Ikarus From United Kingdom, joined Jan 2001, 3524 posts, RR: 2
Reply 1, posted (13 years 1 month 2 weeks 6 days 4 hours ago) and read 1124 times:
Why? Because back then, low-cost no-frills airlines looked like a niche market with limited potential, compared with the generous margins to be earned on intercontinental long-haul routes. The temporary collapse of the transatlantic market and the general downturn of the aviation industry post-September have reversed this trend. Now low-cost airlines are almost the only ones still managing profits, and they benefit greatly from the losses of big airlines, as predatory pricing has become too expensive. There is a good reason why Lufthansa pulled out of Stansted, for example. They just cannot afford trying to compete with low-cost airlines while their cash cow markets are suffering. So they cut their losses and try to concentrate on those segments where money can still be made. And suddenly, low-cost airlines find themselves with less competition, cheaper expansion possibilities (eg used aircraft) and a solid customer base that is not affected by post-September reluctance to fly. If BA had failed to sell go by September, they'd probably be more than happy to hang on to it.
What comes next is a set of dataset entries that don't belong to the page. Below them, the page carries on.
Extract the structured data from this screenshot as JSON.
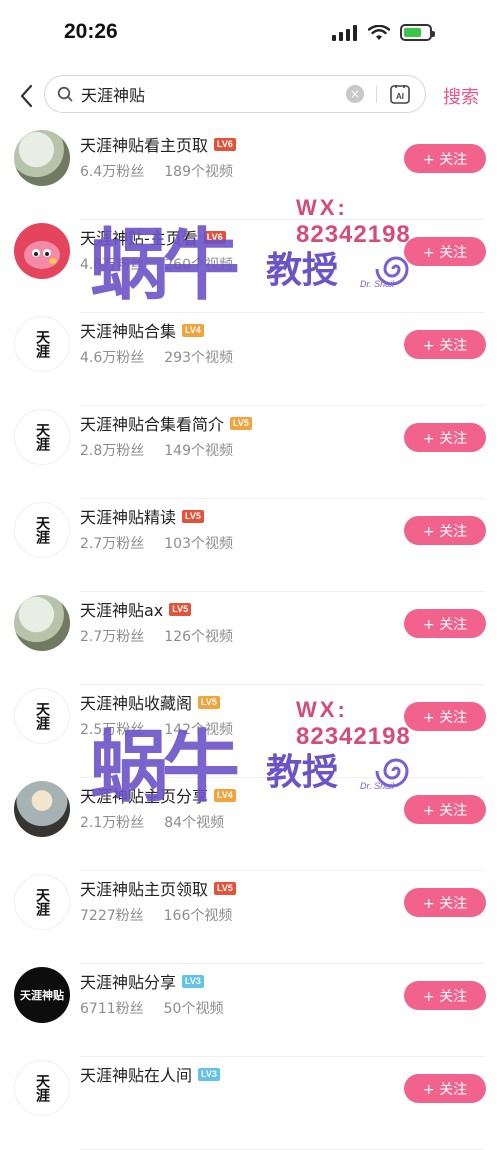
{
  "status_bar": {
    "time": "20:26"
  },
  "search": {
    "query": "天涯神贴",
    "search_button": "搜索",
    "clear_icon": "×"
  },
  "watermark": {
    "main": "蜗牛",
    "wx": "WX:",
    "number": "82342198",
    "sub": "教授",
    "brand": "Dr. Snail"
  },
  "results": [
    {
      "title": "天涯神贴看主页取",
      "level": "LV6",
      "level_color": "red",
      "fans": "6.4万粉丝",
      "videos": "189个视频",
      "avatar": "mountain",
      "avatar_text": "",
      "follow": "+ 关注"
    },
    {
      "title": "天涯神贴-主页看",
      "level": "LV6",
      "level_color": "red",
      "fans": "4.8万粉丝",
      "videos": "260个视频",
      "avatar": "pig",
      "avatar_text": "",
      "follow": "+ 关注"
    },
    {
      "title": "天涯神贴合集",
      "level": "LV4",
      "level_color": "orange",
      "fans": "4.6万粉丝",
      "videos": "293个视频",
      "avatar": "white",
      "avatar_text": "天涯",
      "follow": "+ 关注"
    },
    {
      "title": "天涯神贴合集看简介",
      "level": "LV5",
      "level_color": "orange",
      "fans": "2.8万粉丝",
      "videos": "149个视频",
      "avatar": "white",
      "avatar_text": "天涯",
      "follow": "+ 关注"
    },
    {
      "title": "天涯神贴精读",
      "level": "LV5",
      "level_color": "red",
      "fans": "2.7万粉丝",
      "videos": "103个视频",
      "avatar": "white",
      "avatar_text": "天涯",
      "follow": "+ 关注"
    },
    {
      "title": "天涯神贴ax",
      "level": "LV5",
      "level_color": "red",
      "fans": "2.7万粉丝",
      "videos": "126个视频",
      "avatar": "mountain",
      "avatar_text": "",
      "follow": "+ 关注"
    },
    {
      "title": "天涯神贴收藏阁",
      "level": "LV5",
      "level_color": "orange",
      "fans": "2.5万粉丝",
      "videos": "142个视频",
      "avatar": "white",
      "avatar_text": "天涯",
      "follow": "+ 关注"
    },
    {
      "title": "天涯神贴主页分享",
      "level": "LV4",
      "level_color": "orange",
      "fans": "2.1万粉丝",
      "videos": "84个视频",
      "avatar": "sunset",
      "avatar_text": "",
      "follow": "+ 关注"
    },
    {
      "title": "天涯神贴主页领取",
      "level": "LV5",
      "level_color": "red",
      "fans": "7227粉丝",
      "videos": "166个视频",
      "avatar": "white",
      "avatar_text": "天涯",
      "follow": "+ 关注"
    },
    {
      "title": "天涯神贴分享",
      "level": "LV3",
      "level_color": "blue",
      "fans": "6711粉丝",
      "videos": "50个视频",
      "avatar": "black",
      "avatar_text": "天涯神贴",
      "follow": "+ 关注"
    },
    {
      "title": "天涯神贴在人间",
      "level": "LV3",
      "level_color": "blue",
      "fans": "",
      "videos": "",
      "avatar": "white",
      "avatar_text": "天涯",
      "follow": "+ 关注"
    }
  ]
}
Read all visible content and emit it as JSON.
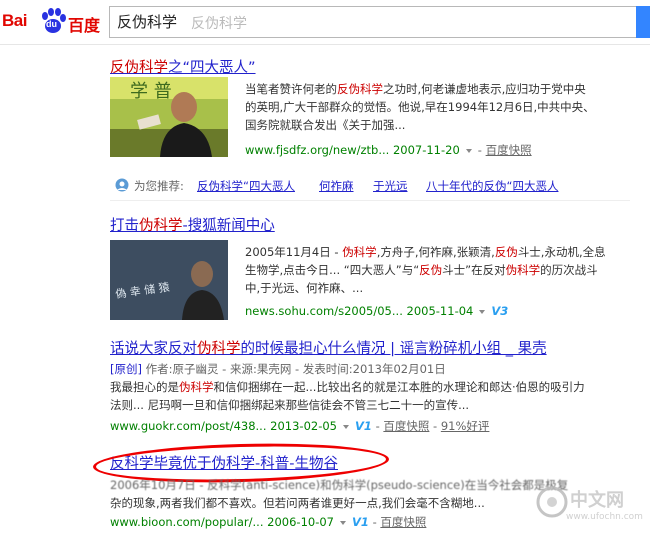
{
  "logo": {
    "bai": "Bai",
    "du": "du",
    "cn": "百度"
  },
  "search": {
    "query": "反伪科学",
    "hint": "反伪科学"
  },
  "results": [
    {
      "title": [
        "反伪科学",
        "之“四大恶人”"
      ],
      "abstract": [
        [
          "当笔者赞许何老的",
          "反伪科学",
          "之功时,何老谦虚地表示,应归功于党中央"
        ],
        [
          "的英明,广大干部群众的觉悟。他说,早在1994年12月6日,中共中央、"
        ],
        [
          "国务院就联合发出《关于加强..."
        ]
      ],
      "url": "www.fjsdfz.org/new/ztb...",
      "date": "2007-11-20",
      "kuaizhao": "百度快照"
    },
    {
      "title": [
        "打击",
        "伪科学",
        "-搜狐新闻中心"
      ],
      "abstract": [
        [
          "2005年11月4日 - ",
          "伪科学",
          ",方舟子,何祚麻,张颖清,",
          "反伪",
          "斗士,永动机,全息"
        ],
        [
          "生物学,点击今日... “四大恶人”与“",
          "反伪",
          "斗士”在反对",
          "伪科学",
          "的历次战斗"
        ],
        [
          "中,于光远、何祚麻、..."
        ]
      ],
      "url": "news.sohu.com/s2005/05...",
      "date": "2005-11-04",
      "badge": "V3"
    },
    {
      "title": [
        "话说大家反对",
        "伪科学",
        "的时候最担心什么情况 | 谣言粉碎机小组 _ 果壳"
      ],
      "meta": {
        "yuanchuang": "[原创]",
        "text": " 作者:原子幽灵 - 来源:果壳网 - 发表时间:2013年02月01日"
      },
      "abstract": [
        [
          "我最担心的是",
          "伪科学",
          "和信仰捆绑在一起...比较出名的就是江本胜的水理论和郎达·伯恩的吸引力"
        ],
        [
          "法则... 尼玛啊一旦和信仰捆绑起来那些信徒会不管三七二十一的宣传..."
        ]
      ],
      "url": "www.guokr.com/post/438...",
      "date": "2013-02-05",
      "badge": "V1",
      "kuaizhao": "百度快照",
      "haoping": "91%好评"
    },
    {
      "title": [
        "反科学毕竟优于伪科学-科普-生物谷"
      ],
      "abstract": [
        [
          "2006年10月7日 - 反科学(anti-science)和伪科学(pseudo-science)在当今社会都是极复"
        ],
        [
          "杂的现象,两者我们都不喜欢。但若问两者谁更好一点,我们会毫不含糊地..."
        ]
      ],
      "url": "www.bioon.com/popular/...",
      "date": "2006-10-07",
      "badge": "V1",
      "kuaizhao": "百度快照"
    }
  ],
  "recommend": {
    "label": "为您推荐:",
    "items": [
      "反伪科学“四大恶人",
      "何祚麻",
      "于光远",
      "八十年代的反伪“四大恶人"
    ]
  },
  "watermark": {
    "title": "中文网",
    "site": "www.ufochn.com"
  },
  "colors": {
    "link": "#2222cc",
    "highlight": "#cc0000",
    "url": "#008000",
    "brand": "#e10601",
    "search_button": "#3385ff",
    "annotation": "#ee0000"
  }
}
Banco From United Kingdom, joined Oct 2001, 14752 posts, RR: 53
Reply 2, posted (13 years 1 month 2 weeks 6 days 3 hours ago) and read 1099 times:
When BA were looking to sell Go, Easyjet came up with a proposal whereby BA would take a "significant" stake in an enlarged company combining U2 and Go. I was surprised that that option was not progressed further, as BA would not only have retained access to the low cost market but would also have been able to limit the damage from the low cost sector from one of its main competitors. There must have been a reason beyond it not being "part of the core business" but I don't know what it was.
She's as nervous as a very small nun at a penguin shoot.
Richardw From United Kingdom, joined May 2001, 3764 posts, RR: 0
Reply 4, posted (13 years 1 month 2 weeks 6 days ago) and read 1068 times:
because they thought go would compete with easyJet, when in fact it also competed with BA's exisitng routes and BA felt this was not acceptable, so they retrenched to their "full service" mode.
When go was sold the first thing they did was get rid of the Saturday night stay condition for the cheaper Saver fares and special offers, so the competition has increased for BA from its sold offshoot, and the competition from go will intensify if go starts services from LGW.
bmi are unlikely to be successful in the long term because low cost airlines only succeeed from economies of scale and low borrowings.